Chomsky's view is that these early publications, notably the Mirror and the Daily Herald in Britain, ran editorials contrary to what the Establishment (government and especialy political interests) wanted the public to hear, see, and read. What did the Establishment do in order to suppress the influence of this new Social Democraticlly aligned industry? Advertising, says Chomsky. They used advertising and the concentration of capital. The advertisers, of course, also didn't like what the Labor-oriented media had to say, and thus the media, over time, lost capital support. In the end, these outlets had to succumb to advertising pressure. In my lifetime alone, I have seen the use of two to three advertisments between sections of television programms fatten to seven to ten advertisments, and this does not factor in TV programms during unusually popular programming, when it feels we have a solid ten to fifteen minutes of cheesy ads to sift through before getting back to the main event. We live in an age in which we are routinely subjected more and more to audible jeers when there is just "one more" movie preview to watch before the start of the Feature Presentation. Why is it that we now have fifteen to twenty minutes of actual "programming" for every half an hour of television when we used to have twenty-five to twenty-nine? Chomsky might assert that it's the increasing cost of television programming, as helped along by a strong desire to suppress independent thought.

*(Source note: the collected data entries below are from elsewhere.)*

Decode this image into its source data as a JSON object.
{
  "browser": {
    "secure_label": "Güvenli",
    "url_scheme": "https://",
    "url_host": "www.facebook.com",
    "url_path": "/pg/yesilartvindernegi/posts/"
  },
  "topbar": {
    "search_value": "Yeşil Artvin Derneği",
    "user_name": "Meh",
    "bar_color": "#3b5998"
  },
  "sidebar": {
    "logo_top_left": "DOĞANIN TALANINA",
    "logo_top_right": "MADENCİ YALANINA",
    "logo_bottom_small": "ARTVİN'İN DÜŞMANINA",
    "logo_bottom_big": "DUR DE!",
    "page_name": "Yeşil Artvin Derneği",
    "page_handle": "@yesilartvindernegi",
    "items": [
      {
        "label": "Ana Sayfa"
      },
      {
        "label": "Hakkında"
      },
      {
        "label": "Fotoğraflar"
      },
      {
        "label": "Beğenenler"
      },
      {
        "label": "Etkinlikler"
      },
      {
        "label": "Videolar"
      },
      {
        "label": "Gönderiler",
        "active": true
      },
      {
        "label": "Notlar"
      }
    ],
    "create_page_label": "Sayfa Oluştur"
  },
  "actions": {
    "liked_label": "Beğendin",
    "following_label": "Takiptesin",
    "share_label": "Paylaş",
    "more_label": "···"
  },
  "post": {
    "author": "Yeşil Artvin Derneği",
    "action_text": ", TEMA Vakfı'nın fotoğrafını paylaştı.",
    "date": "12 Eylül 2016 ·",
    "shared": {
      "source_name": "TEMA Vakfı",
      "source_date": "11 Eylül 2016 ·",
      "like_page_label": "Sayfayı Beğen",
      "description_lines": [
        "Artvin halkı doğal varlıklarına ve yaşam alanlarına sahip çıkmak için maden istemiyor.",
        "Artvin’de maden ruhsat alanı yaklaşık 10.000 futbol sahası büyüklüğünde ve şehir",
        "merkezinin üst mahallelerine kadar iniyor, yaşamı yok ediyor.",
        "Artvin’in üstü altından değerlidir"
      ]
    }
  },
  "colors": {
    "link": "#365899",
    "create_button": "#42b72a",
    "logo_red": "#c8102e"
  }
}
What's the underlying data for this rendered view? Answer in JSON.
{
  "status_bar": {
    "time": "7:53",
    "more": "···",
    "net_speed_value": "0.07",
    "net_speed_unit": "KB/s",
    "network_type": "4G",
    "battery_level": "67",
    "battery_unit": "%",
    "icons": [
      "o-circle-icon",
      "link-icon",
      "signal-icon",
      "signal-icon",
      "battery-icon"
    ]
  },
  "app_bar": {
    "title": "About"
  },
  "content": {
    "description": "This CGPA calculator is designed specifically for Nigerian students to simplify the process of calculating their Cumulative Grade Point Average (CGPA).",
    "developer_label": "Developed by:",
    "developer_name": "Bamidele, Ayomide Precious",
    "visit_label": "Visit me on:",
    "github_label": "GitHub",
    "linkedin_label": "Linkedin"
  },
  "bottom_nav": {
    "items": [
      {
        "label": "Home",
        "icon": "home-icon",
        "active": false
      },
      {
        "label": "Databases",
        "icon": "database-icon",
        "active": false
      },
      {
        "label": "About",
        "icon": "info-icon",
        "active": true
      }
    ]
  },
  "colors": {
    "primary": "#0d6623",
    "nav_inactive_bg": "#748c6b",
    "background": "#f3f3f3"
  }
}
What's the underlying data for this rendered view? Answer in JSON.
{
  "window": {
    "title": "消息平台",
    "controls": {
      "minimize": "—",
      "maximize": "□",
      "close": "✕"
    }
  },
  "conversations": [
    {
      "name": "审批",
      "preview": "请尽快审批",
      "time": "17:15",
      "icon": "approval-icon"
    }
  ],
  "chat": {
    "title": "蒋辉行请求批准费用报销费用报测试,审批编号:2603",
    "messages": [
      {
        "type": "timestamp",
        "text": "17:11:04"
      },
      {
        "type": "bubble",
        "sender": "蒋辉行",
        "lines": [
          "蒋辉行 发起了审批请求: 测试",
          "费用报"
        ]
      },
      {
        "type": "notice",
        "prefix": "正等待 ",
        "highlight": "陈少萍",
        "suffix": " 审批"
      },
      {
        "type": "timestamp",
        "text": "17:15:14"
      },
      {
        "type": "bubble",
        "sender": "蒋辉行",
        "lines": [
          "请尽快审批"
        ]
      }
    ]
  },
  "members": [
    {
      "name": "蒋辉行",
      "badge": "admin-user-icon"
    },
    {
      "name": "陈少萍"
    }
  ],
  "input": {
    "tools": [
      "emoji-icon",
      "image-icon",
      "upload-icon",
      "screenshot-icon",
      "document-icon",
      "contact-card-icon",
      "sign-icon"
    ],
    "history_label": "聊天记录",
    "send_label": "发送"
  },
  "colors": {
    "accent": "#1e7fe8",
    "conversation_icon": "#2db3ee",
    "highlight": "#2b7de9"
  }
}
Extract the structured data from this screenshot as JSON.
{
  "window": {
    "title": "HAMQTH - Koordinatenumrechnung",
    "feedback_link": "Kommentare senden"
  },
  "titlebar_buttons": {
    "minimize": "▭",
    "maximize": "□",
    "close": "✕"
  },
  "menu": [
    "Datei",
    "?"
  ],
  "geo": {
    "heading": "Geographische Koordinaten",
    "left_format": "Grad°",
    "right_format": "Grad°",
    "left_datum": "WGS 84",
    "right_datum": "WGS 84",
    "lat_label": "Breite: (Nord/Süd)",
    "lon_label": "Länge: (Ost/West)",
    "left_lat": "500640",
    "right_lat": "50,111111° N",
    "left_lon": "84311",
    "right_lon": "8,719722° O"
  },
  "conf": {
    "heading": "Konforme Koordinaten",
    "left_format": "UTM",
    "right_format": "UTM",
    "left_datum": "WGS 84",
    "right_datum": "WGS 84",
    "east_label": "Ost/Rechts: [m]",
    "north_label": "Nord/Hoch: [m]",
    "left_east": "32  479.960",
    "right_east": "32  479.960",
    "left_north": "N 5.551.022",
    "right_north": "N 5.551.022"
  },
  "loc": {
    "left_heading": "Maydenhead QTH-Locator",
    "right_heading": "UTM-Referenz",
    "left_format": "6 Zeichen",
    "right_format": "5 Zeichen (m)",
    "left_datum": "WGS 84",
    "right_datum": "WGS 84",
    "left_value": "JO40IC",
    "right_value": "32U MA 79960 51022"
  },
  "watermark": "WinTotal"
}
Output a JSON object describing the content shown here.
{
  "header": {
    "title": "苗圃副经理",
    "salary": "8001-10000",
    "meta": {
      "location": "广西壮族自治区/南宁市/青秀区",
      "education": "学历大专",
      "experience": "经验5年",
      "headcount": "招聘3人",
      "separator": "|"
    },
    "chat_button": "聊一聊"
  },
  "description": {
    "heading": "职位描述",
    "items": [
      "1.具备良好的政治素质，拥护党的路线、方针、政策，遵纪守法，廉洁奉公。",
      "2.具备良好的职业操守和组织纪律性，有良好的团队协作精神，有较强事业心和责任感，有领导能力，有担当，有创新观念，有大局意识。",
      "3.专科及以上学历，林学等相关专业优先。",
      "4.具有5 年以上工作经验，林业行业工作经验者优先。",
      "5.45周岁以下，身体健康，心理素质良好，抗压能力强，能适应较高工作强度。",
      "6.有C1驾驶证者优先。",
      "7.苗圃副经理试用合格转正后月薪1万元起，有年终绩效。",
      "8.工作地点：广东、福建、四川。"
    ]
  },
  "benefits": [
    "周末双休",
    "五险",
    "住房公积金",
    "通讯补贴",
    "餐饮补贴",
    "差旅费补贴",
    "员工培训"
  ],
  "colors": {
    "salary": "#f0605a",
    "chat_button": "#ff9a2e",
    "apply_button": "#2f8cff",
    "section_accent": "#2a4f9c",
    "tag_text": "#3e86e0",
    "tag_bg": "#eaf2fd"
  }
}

Of important notre is that in the television industry,, the word "content" is used to refer not to the main program, but the ads themselves. The main programm we all wait to get back to during commercials is, instead, called "filler." Quite contrary to how us viewers look at things, ey? The programmers would'nt have it any other way. We essentially operate under the illusion that the real "content" is the programm itself.

By keeping the public awash in "fasionable comsumption," the Establishment - more and more as time has gone on - has been able to free itself from the negative impacts of the editorialising of what was, initially, a social construct birthed out of a Social Democratic ideology. To watch Fox news or even CNN these days . . . .. it appears the Establishment has less and less to worry about with regards to a "socially Democratic" bias in what has traiditionally been a "leftist" industry.

To my thinking, consumerism goes hand-in-hand with the amazing growth of entertainment television (the remarkably powerful E! Entertainment Television, for example), the celebutrash tabloids, and the alarming growth of the paparrazzi from a secretive, almost mafia-like subculture to a well-known, and much-maligned public phenomenae. Buying keeps the public occupied, just as the hawking of celebutard news does. Consumerism encourages celebrity gossip and vice versa. Keep the public asleep.

What we have now is the disastrous fall from power of worker unions, public participation and voting, and the public consumption of media that can influence their lives for the better. I urge views to the contrary because I honestly have had a rough time of it finding opposing views from notable intellectuals.